Не говори им колкостей, не давай ложного знака, что ты злой. Ты добрый и во вражде не пойдешь до конца.
Мир разговаривает с тобой в форме неприятных критических замечаний.
Это по`шло — по любому поводу начинать говорить о себе. Ущеми себя — и это невидимое благородство даст всходы.
Ты можешь написать роман, который будут читать все. Ты для этого достаточно примитивен. Для тебя твоя колокольня — это самое высокое здание в мире.
Не пиши прозу дисциплинированно. Не думай о том, что скажут другие. Хуже, чем то, что скажет смерть, они не скажут.
Литература уже была. Не было человека. Такого, как ты.
Разбей литературное стекло и пиши своей подлой душонкой.
Сближаешься с теми, с кем не хочешь сближаться. В отношении к читателю стоишь на двух разъезжающихся плотах. А надо перепрыгнуть на один из них.
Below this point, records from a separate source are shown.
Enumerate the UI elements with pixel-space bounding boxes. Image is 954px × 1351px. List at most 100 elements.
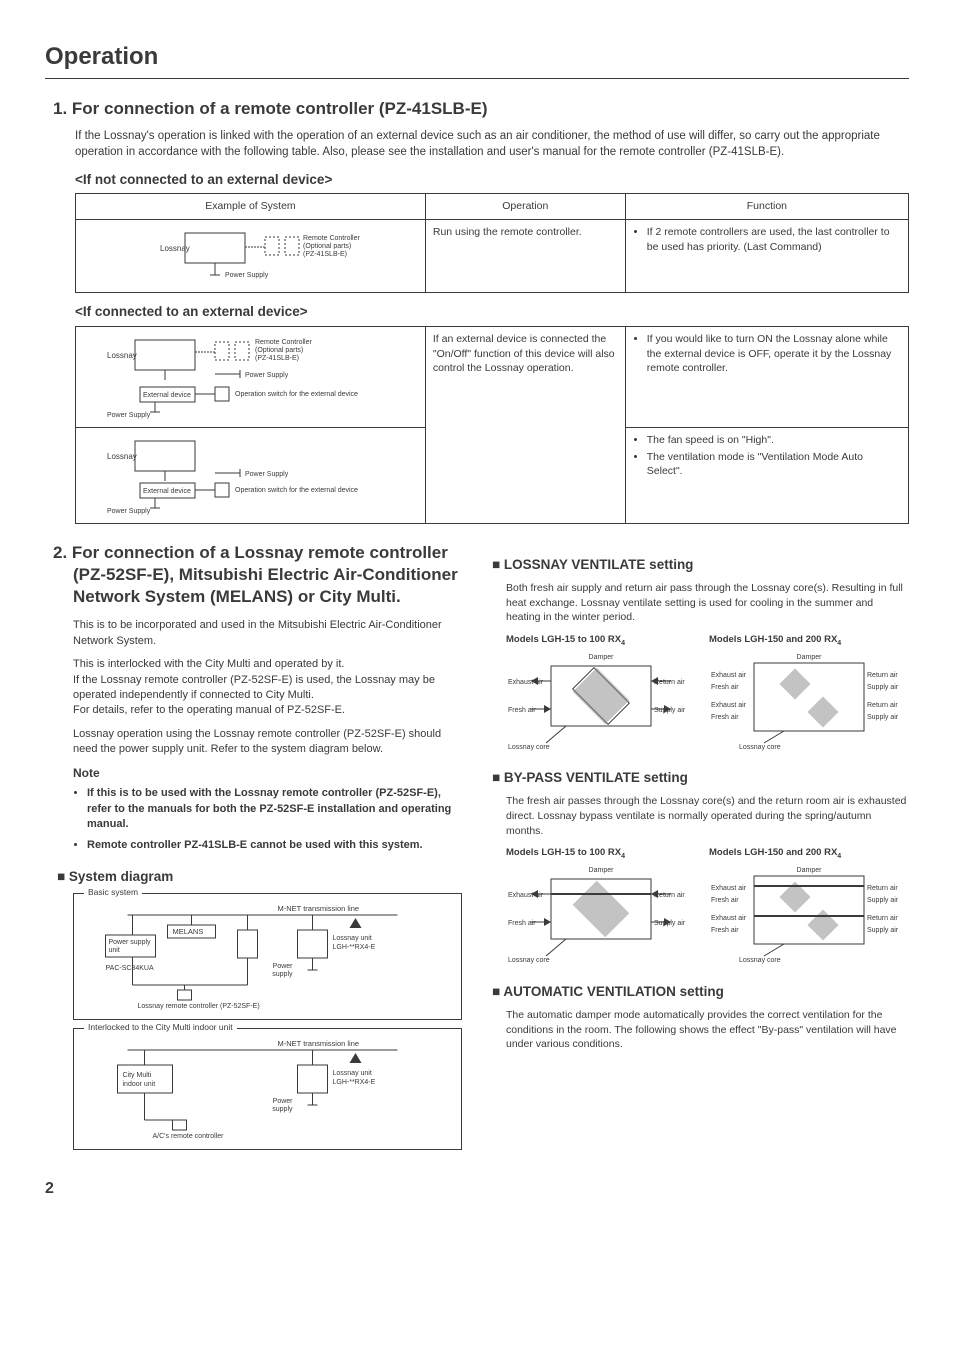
svg-text:Power Supply: Power Supply — [245, 471, 289, 478]
diagram-3: Lossnay Power Supply External device Pow… — [76, 428, 426, 524]
svg-text:Fresh air: Fresh air — [508, 707, 536, 714]
row2-operation: If an external device is connected the "… — [425, 327, 625, 524]
svg-text:Exhaust air: Exhaust air — [711, 915, 747, 922]
th-operation: Operation — [425, 194, 625, 220]
svg-text:M-NET transmission line: M-NET transmission line — [278, 1039, 360, 1048]
diagram-1: Lossnay Remote Controller (Optional part… — [76, 220, 426, 293]
svg-text:(Optional parts): (Optional parts) — [255, 347, 303, 354]
section1-heading: 1. For connection of a remote controller… — [53, 97, 909, 121]
bypass-vent-heading: BY-PASS VENTILATE setting — [492, 769, 909, 788]
row1-operation: Run using the remote controller. — [425, 220, 625, 293]
s2-p4: For details, refer to the operating manu… — [73, 703, 462, 718]
svg-text:Supply air: Supply air — [867, 897, 899, 904]
svg-text:(Optional parts): (Optional parts) — [303, 243, 351, 250]
svg-text:PAC-SC34KUA: PAC-SC34KUA — [106, 965, 154, 972]
svg-text:Lossnay core: Lossnay core — [739, 744, 781, 751]
svg-text:A/C's remote controller: A/C's remote controller — [153, 1133, 225, 1140]
svg-text:Power supply: Power supply — [109, 939, 152, 946]
svg-text:Fresh air: Fresh air — [711, 714, 739, 721]
table-connected: Lossnay Remote Controller (Optional part… — [75, 326, 909, 524]
sysdiag-heading: System diagram — [57, 868, 462, 887]
s2-p1: This is to be incorporated and used in t… — [73, 618, 462, 649]
svg-text:Supply air: Supply air — [867, 714, 899, 721]
svg-text:External device: External device — [143, 488, 191, 495]
svg-text:External device: External device — [143, 392, 191, 399]
svg-text:Lossnay core: Lossnay core — [739, 957, 781, 964]
svg-text:City Multi: City Multi — [123, 1072, 152, 1079]
svg-text:Power Supply: Power Supply — [225, 272, 269, 279]
svg-text:Lossnay core: Lossnay core — [508, 957, 550, 964]
svg-text:Fresh air: Fresh air — [711, 927, 739, 934]
svg-text:Return air: Return air — [654, 892, 685, 899]
lossnay-vent-p: Both fresh air supply and return air pas… — [506, 581, 909, 625]
diagram-2: Lossnay Remote Controller (Optional part… — [76, 327, 426, 428]
svg-text:Damper: Damper — [797, 867, 823, 874]
auto-vent-p: The automatic damper mode automatically … — [506, 1008, 909, 1052]
svg-text:Damper: Damper — [589, 654, 615, 661]
sub-not-connected: <If not connected to an external device> — [75, 171, 909, 190]
row3-function: The fan speed is on "High". The ventilat… — [625, 428, 908, 524]
svg-text:Operation switch for the exter: Operation switch for the external device — [235, 391, 358, 398]
th-example: Example of System — [76, 194, 426, 220]
page-number: 2 — [45, 1178, 909, 1200]
svg-text:Lossnay: Lossnay — [107, 452, 137, 461]
svg-text:Power: Power — [273, 1098, 294, 1105]
section1-intro: If the Lossnay's operation is linked wit… — [75, 128, 909, 160]
svg-text:(PZ-41SLB-E): (PZ-41SLB-E) — [255, 355, 299, 362]
svg-text:Power: Power — [273, 963, 294, 970]
svg-text:Fresh air: Fresh air — [711, 684, 739, 691]
lbl-lossnay: Lossnay — [160, 244, 190, 253]
svg-text:Supply air: Supply air — [654, 920, 686, 927]
svg-text:Fresh air: Fresh air — [711, 897, 739, 904]
bypass-vent-p: The fresh air passes through the Lossnay… — [506, 794, 909, 838]
svg-text:unit: unit — [109, 947, 120, 954]
svg-text:Fresh air: Fresh air — [508, 920, 536, 927]
svg-text:Lossnay: Lossnay — [107, 351, 137, 360]
svg-text:LGH-**RX4-E: LGH-**RX4-E — [333, 944, 376, 951]
svg-text:supply: supply — [272, 1106, 293, 1113]
svg-text:Exhaust air: Exhaust air — [711, 702, 747, 709]
note-heading: Note — [73, 765, 462, 782]
svg-text:M-NET transmission line: M-NET transmission line — [278, 904, 360, 913]
page-title: Operation — [45, 40, 909, 79]
svg-text:Power Supply: Power Supply — [245, 372, 289, 379]
svg-text:Return air: Return air — [867, 885, 898, 892]
note-list: If this is to be used with the Lossnay r… — [45, 786, 462, 854]
svg-text:Lossnay core: Lossnay core — [508, 744, 550, 751]
svg-text:Remote Controller: Remote Controller — [303, 235, 360, 242]
table-not-connected: Example of System Operation Function Los… — [75, 193, 909, 293]
lossnay-vent-diagrams: Models LGH-15 to 100 RX4 Damper — [506, 633, 909, 755]
sub-connected: <If connected to an external device> — [75, 303, 909, 322]
svg-text:Return air: Return air — [654, 679, 685, 686]
svg-text:Supply air: Supply air — [654, 707, 686, 714]
svg-text:Supply air: Supply air — [867, 684, 899, 691]
svg-text:MELANS: MELANS — [173, 927, 204, 936]
svg-text:Lossnay unit: Lossnay unit — [333, 1070, 372, 1077]
svg-text:Damper: Damper — [589, 867, 615, 874]
lossnay-vent-heading: LOSSNAY VENTILATE setting — [492, 556, 909, 575]
svg-text:Remote Controller: Remote Controller — [255, 339, 312, 346]
svg-text:Lossnay remote controller (PZ-: Lossnay remote controller (PZ-52SF-E) — [138, 1003, 260, 1010]
svg-text:LGH-**RX4-E: LGH-**RX4-E — [333, 1079, 376, 1086]
bypass-vent-diagrams: Models LGH-15 to 100 RX4 Damper Exhaust … — [506, 846, 909, 968]
svg-text:Exhaust air: Exhaust air — [508, 679, 544, 686]
svg-text:Lossnay unit: Lossnay unit — [333, 935, 372, 942]
s2-p2: This is interlocked with the City Multi … — [73, 657, 462, 672]
svg-text:Operation switch for the exter: Operation switch for the external device — [235, 487, 358, 494]
svg-text:Power Supply: Power Supply — [107, 412, 151, 419]
sysdiag-basic: Basic system M-NET transmission line Pow… — [73, 893, 462, 1020]
svg-text:indoor unit: indoor unit — [123, 1081, 156, 1088]
svg-text:Power Supply: Power Supply — [107, 508, 151, 515]
svg-text:supply: supply — [272, 971, 293, 978]
svg-text:Return air: Return air — [867, 915, 898, 922]
s2-p5: Lossnay operation using the Lossnay remo… — [73, 727, 462, 758]
row2-function: If you would like to turn ON the Lossnay… — [625, 327, 908, 428]
svg-text:Exhaust air: Exhaust air — [711, 672, 747, 679]
svg-text:Exhaust air: Exhaust air — [508, 892, 544, 899]
svg-text:Exhaust air: Exhaust air — [711, 885, 747, 892]
th-function: Function — [625, 194, 908, 220]
svg-text:Return air: Return air — [867, 672, 898, 679]
svg-text:Damper: Damper — [797, 654, 823, 661]
auto-vent-heading: AUTOMATIC VENTILATION setting — [492, 983, 909, 1002]
sysdiag-interlock: Interlocked to the City Multi indoor uni… — [73, 1028, 462, 1150]
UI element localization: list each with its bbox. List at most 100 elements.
Легкая работа вредна. Надо долбить скальную породу.
Ты работаешь на границе. А «пограничника» не пускают ни туда ни сюда.
Всякий успех делает тебя идиотом.
Твоя правда может только ухудшить твою жизнь.
Ты принимаешь самое простое и правильное решение, когда смотришься, как в зеркало, в любимую женщину.
Зачем тебе, чтобы было хорошо? Хорошо будет, когда ты поймешь все до глубины.
Хочешь, чтобы ценили за былые заслуги? Но для этого много подлостей надо сделать.
У тебя в груди — симфония, а ты пытаешься петь шлягер. В итоге выходит какофония.
Старость — не время для гипербол. Иначе ты попадаешь под самую страшную гиперболу: ты уже мертв.
Дурная мысль пришла? С ней ты пропускаешь врага внутрь себя.
Я тебя полюбила за чувство юмора, а оно куда-то пропало.
В нашем возрасте не нужно комиковать. Комичен уже тот факт, что мы дожили до таких лет.
Даже если ты один такой — это стоит описания. Но уверяю тебя: ты такой не один.
Не насаждай меня среди сорняков. Я там не прорасту.
Говори мне только вечное или прагматичное. А если ни то ни другое — я и слушать не хочу.
Критикую только тех, кому хочу помочь.
Желание долго жить — все равно что желание иметь много денег.
Не смотри с точки зрения нуждающегося.
Был на границе жизни и смерти, а барахтаешься в такой луже…
Хочется, чтобы сложность твоих вопросов ко мне росла, а не уменьшалась.
Не перед смертью так рассуждать. (В ответ на какое-то пошлое житейское наблюдение.)
Все равно его не брошу, потому что он… плохой.